Insights provided by the model are incorporated into decision-making at an early stage, whether BGO is evaluating new investments or when to sell existing assets.
“You need buy in from the top down and from the bottom up,” Carrafiell said. “This is not a tool that sits on the side of our investment teams’ desk and once a week they might look at it. We've actually seen how powerful it is and how instrumental it is in generating alpha and outperformance.”
Carrafiell said BGO is a step ahead of peers that might only be starting to incorporate data and AI now. And it is hoping to extend the type of analysis its model can undertake.

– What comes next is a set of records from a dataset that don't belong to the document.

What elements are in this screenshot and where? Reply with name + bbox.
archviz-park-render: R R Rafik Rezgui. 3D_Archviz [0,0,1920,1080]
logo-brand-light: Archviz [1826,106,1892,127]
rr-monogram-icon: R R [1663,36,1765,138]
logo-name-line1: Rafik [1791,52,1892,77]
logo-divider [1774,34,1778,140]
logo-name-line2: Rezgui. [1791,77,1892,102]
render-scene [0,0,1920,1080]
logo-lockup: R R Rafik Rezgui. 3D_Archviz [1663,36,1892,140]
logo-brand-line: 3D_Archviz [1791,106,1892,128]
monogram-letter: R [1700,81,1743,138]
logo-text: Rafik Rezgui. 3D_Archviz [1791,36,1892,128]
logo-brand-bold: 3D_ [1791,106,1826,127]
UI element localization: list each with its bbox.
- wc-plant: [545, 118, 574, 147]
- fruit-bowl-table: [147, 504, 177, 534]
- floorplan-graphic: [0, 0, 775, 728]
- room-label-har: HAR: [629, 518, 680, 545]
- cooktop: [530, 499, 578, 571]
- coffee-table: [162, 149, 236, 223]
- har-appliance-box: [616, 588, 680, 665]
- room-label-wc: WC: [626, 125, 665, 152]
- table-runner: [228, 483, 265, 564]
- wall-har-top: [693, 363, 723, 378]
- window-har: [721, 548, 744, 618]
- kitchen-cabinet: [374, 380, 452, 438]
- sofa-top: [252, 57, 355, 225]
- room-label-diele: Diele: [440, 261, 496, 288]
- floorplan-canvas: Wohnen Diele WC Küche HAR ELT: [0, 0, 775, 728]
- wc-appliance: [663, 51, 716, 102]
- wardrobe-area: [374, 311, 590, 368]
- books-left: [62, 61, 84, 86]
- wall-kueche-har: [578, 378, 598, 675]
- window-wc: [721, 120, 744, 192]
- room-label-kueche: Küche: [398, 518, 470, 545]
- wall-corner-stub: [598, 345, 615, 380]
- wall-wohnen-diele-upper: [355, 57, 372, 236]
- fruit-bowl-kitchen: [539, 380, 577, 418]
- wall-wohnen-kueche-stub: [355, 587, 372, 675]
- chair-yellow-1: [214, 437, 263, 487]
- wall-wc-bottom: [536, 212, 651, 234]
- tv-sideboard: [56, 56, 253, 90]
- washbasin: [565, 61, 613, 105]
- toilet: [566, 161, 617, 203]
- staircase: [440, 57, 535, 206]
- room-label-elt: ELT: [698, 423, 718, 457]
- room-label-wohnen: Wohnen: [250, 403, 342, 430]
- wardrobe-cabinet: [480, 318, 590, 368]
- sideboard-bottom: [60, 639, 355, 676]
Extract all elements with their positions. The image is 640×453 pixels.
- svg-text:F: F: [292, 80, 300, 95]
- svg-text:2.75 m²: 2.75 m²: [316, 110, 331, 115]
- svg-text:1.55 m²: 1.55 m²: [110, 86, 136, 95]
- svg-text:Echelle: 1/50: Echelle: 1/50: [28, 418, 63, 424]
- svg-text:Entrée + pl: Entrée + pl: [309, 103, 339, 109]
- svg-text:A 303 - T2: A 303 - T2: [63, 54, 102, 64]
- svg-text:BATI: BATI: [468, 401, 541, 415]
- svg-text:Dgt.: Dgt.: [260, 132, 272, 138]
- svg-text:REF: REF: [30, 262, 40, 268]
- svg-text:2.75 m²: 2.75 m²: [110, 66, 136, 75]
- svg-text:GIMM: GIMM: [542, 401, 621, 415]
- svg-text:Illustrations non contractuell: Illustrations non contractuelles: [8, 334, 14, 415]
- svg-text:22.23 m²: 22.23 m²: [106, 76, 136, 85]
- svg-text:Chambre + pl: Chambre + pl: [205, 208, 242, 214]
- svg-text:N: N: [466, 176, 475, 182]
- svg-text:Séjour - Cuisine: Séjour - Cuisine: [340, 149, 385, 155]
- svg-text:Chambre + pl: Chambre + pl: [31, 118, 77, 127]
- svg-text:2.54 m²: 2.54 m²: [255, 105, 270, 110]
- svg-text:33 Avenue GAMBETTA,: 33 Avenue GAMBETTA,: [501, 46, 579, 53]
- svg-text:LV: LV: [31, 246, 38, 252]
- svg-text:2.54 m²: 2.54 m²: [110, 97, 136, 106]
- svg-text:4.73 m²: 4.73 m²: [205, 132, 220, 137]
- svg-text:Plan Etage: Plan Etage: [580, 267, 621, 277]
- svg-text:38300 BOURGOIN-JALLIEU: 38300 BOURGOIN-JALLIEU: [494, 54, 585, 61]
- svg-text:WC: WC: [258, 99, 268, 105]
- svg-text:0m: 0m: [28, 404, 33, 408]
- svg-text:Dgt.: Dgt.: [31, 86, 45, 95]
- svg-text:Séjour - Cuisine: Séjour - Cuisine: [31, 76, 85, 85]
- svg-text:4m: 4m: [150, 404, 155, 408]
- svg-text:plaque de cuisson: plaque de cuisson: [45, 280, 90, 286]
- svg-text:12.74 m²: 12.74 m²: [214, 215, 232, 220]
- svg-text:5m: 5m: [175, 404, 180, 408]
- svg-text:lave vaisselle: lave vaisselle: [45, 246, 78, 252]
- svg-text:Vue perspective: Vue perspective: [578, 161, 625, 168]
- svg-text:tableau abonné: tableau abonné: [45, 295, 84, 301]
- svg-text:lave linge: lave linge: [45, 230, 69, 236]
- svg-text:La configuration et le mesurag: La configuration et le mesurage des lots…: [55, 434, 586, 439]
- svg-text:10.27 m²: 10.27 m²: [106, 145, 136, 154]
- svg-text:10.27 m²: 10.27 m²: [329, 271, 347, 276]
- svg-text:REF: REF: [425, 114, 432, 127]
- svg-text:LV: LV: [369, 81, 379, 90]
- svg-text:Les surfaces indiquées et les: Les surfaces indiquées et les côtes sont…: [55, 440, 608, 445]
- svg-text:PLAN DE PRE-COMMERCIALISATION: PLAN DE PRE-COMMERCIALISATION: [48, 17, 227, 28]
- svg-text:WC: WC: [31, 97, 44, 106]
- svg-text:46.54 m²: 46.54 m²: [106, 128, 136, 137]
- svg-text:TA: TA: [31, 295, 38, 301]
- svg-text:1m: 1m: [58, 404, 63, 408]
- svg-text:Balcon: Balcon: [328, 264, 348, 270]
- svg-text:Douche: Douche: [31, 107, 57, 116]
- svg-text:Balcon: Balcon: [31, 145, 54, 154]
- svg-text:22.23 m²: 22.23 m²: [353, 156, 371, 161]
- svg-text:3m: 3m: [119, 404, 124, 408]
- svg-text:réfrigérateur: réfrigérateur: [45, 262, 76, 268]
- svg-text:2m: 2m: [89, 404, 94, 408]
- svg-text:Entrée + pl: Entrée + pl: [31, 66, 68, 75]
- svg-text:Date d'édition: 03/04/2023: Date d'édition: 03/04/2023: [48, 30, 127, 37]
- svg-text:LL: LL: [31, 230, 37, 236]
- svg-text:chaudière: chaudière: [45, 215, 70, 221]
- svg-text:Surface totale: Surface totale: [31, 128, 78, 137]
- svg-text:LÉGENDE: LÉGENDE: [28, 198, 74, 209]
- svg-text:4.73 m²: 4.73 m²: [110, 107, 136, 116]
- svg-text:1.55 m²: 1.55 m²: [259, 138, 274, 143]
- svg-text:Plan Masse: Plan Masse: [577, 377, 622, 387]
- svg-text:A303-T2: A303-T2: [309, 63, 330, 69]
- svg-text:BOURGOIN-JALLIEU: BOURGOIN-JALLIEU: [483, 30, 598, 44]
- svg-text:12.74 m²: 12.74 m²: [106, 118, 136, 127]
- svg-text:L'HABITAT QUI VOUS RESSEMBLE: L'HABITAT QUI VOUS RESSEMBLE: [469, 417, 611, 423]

BGO is examining ways to use data to more accurately predict how individual assets will perform in the future, in the same way it does now for wider locations. It is looking at ways of taking the data it has for individual real estate sectors and using it to determine the optimum allocation among asset classes to create a long-term core or core-plus portfolio that overperforms.
Increasing computing power means both should be possible soon, Carrafiell said.
At the end of the day, the data model BGO uses doesn’t eradicate traditional investment skills, he said — it just makes sure an investor’s biases don’t get in the way of the facts.
“You’ve got to pound the pavement, you’ve got to walk the market,” Carrafiell said. “You walk the competitive buildings, you do your due diligence on what you're acquiring. You underwrite thoroughly. The day job does not change at all. You just have an extra edge.”